BBC News - Sunday, 20 October, 2002
Thousands in the UK are battling the lung disease, which, without transplantation, can prove fatal before the age of 30.
Gene therapy is one of the big hopes for future treatments, as a mutation in just one gene causes a malfunction within cells on the lung surface.
The malfunction leads to overproduction of mucus, which clogs the lung and makes sufferers vulnerable to chronic infections.
Because the surface of the lung is relatively accessible compared with other internal organs, it is hoped that a gene therapy could be inserted into an inhaler to replace the mutated gene.
However, trials of gene therapy have only had limited success so far, with the effects often proving short-lived.
This is partly due to the natural defences of the lungs, which are primed to defend their surface against all sorts of allergens, dust particles, viruses and other foreign particles.
This defence system proves pretty effective against the viruses used to deliver the new gene into cells.
Keeping therapy working
Now a team of researchers from the Women's and Children's Hospital in Adelaide, Australia, claim they have found a way of prolonging the effect of the treatment.

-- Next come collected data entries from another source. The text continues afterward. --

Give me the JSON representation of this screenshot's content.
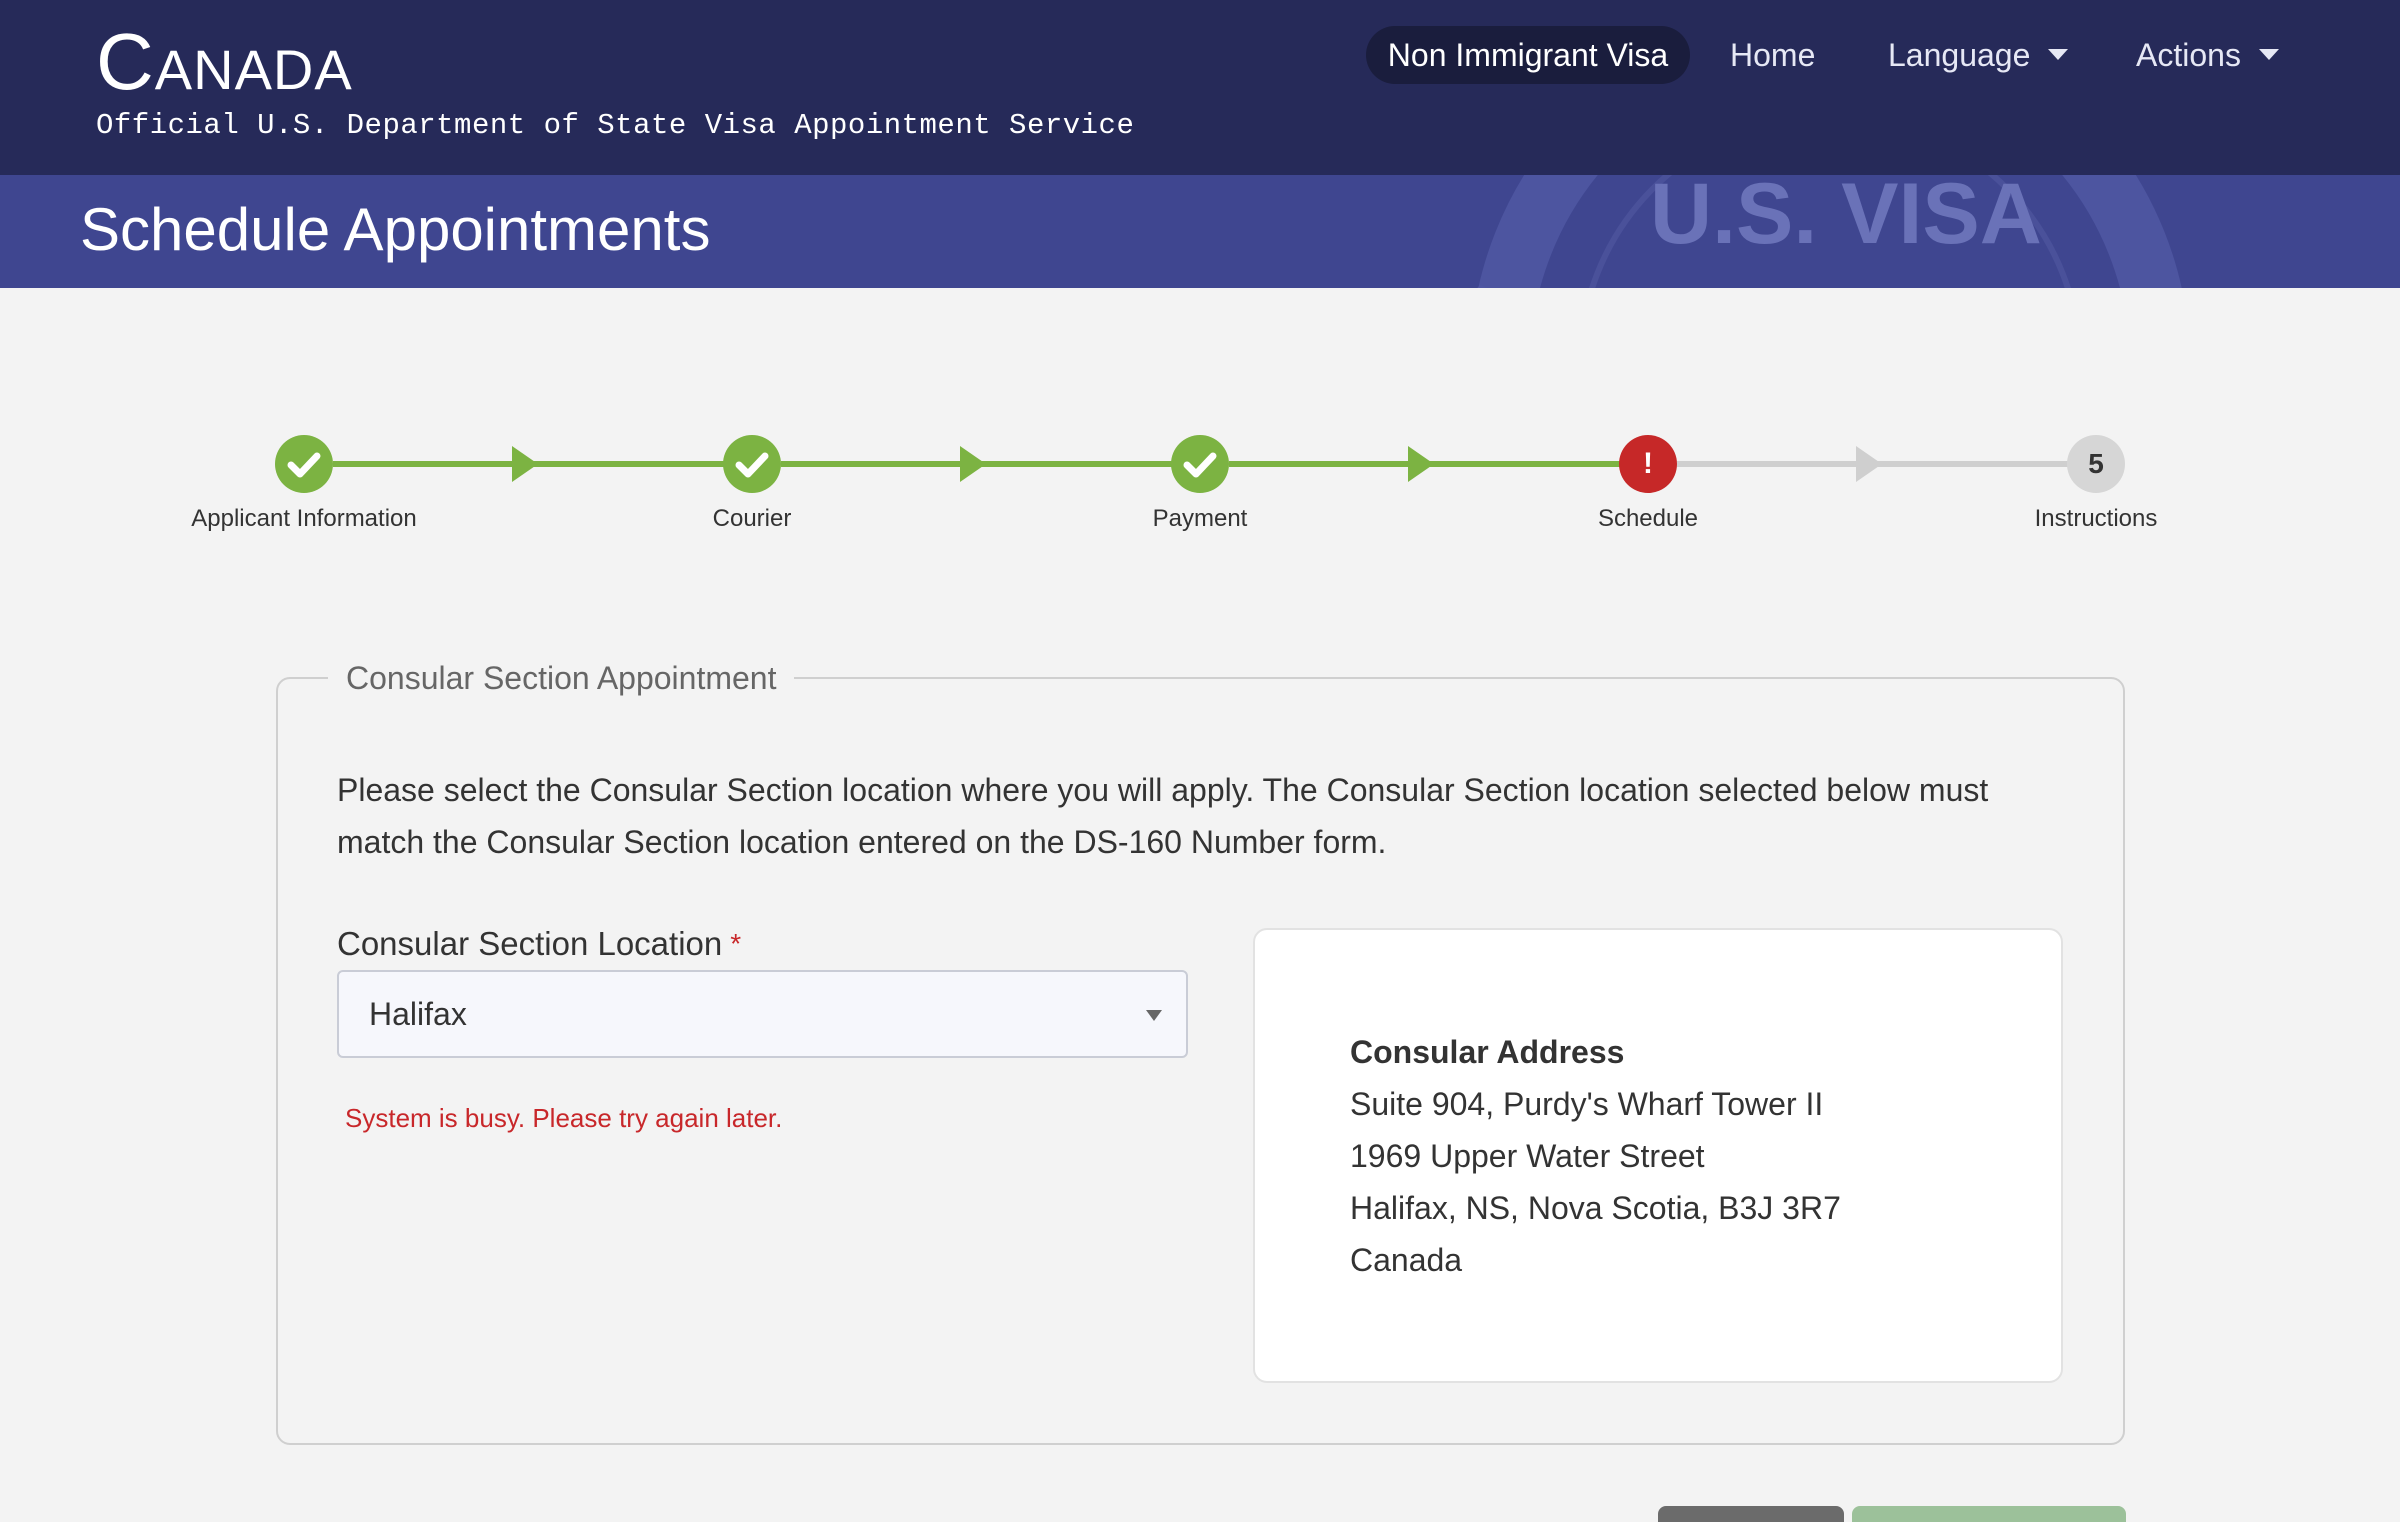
{
  "header": {
    "brand_title": "Canada",
    "brand_subtitle": "Official U.S. Department of State Visa Appointment Service",
    "nav": {
      "active": "Non Immigrant Visa",
      "home": "Home",
      "language": "Language",
      "actions": "Actions"
    }
  },
  "banner": {
    "title": "Schedule Appointments",
    "seal_text": "U.S. VISA"
  },
  "stepper": {
    "steps": [
      {
        "label": "Applicant Information",
        "state": "complete",
        "marker": "✓"
      },
      {
        "label": "Courier",
        "state": "complete",
        "marker": "✓"
      },
      {
        "label": "Payment",
        "state": "complete",
        "marker": "✓"
      },
      {
        "label": "Schedule",
        "state": "error",
        "marker": "!"
      },
      {
        "label": "Instructions",
        "state": "pending",
        "marker": "5"
      }
    ]
  },
  "appointment": {
    "legend": "Consular Section Appointment",
    "intro": "Please select the Consular Section location where you will apply. The Consular Section location selected below must match the Consular Section location entered on the DS-160 Number form.",
    "location_label": "Consular Section Location",
    "required_mark": "*",
    "location_value": "Halifax",
    "error_message": "System is busy. Please try again later.",
    "address": {
      "title": "Consular Address",
      "lines": [
        "Suite 904, Purdy's Wharf Tower II",
        "1969 Upper Water Street",
        "Halifax, NS, Nova Scotia, B3J 3R7",
        "Canada"
      ]
    }
  },
  "colors": {
    "header_bg": "#262a59",
    "banner_bg": "#3f4690",
    "complete": "#7cb342",
    "error": "#c62828",
    "pending": "#cfcfcf"
  }
}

As well as the therapy, they gave a dose of a detergent-like substance found naturally in the healthy lung.
They believe this helps "condition" the surface of the lung and hold off the defence mechanism.
So far, they have only tested their theory in the nasal passages of mice - which react in a similar way to the surfaces of the lungs.
In their experiments, cells lining these airways not only responded to the gene therapy, but maintained that response - so far for 110 days.
As nasal cells are generally replaced once every three months, this means it is possible that the change is appearing in newly-created cells as well as existing ones.
Helpful HIV
The team used a modified form of HIV to carry the therapy - it has been rendered incapable of causing an HIV infection, but can still enter cells and replace the key gene with a new, healthy sequence.
Dr David Parsons, who led the research, said: "Airway cells are replaced every three months so our findings are particularly exciting because they imply we are in fact targeting airway stem cells through this approach.
"Some of the therapeutic gene must have been passed on from these parent stem cells to their daughter cells for the effect to persist beyond three months."
The next challenge is to take these successes and reproduce them in the lungs of real cystic fibrosis patients, and the Australian team is fine-tuning the technique so that human clinical trials can be started.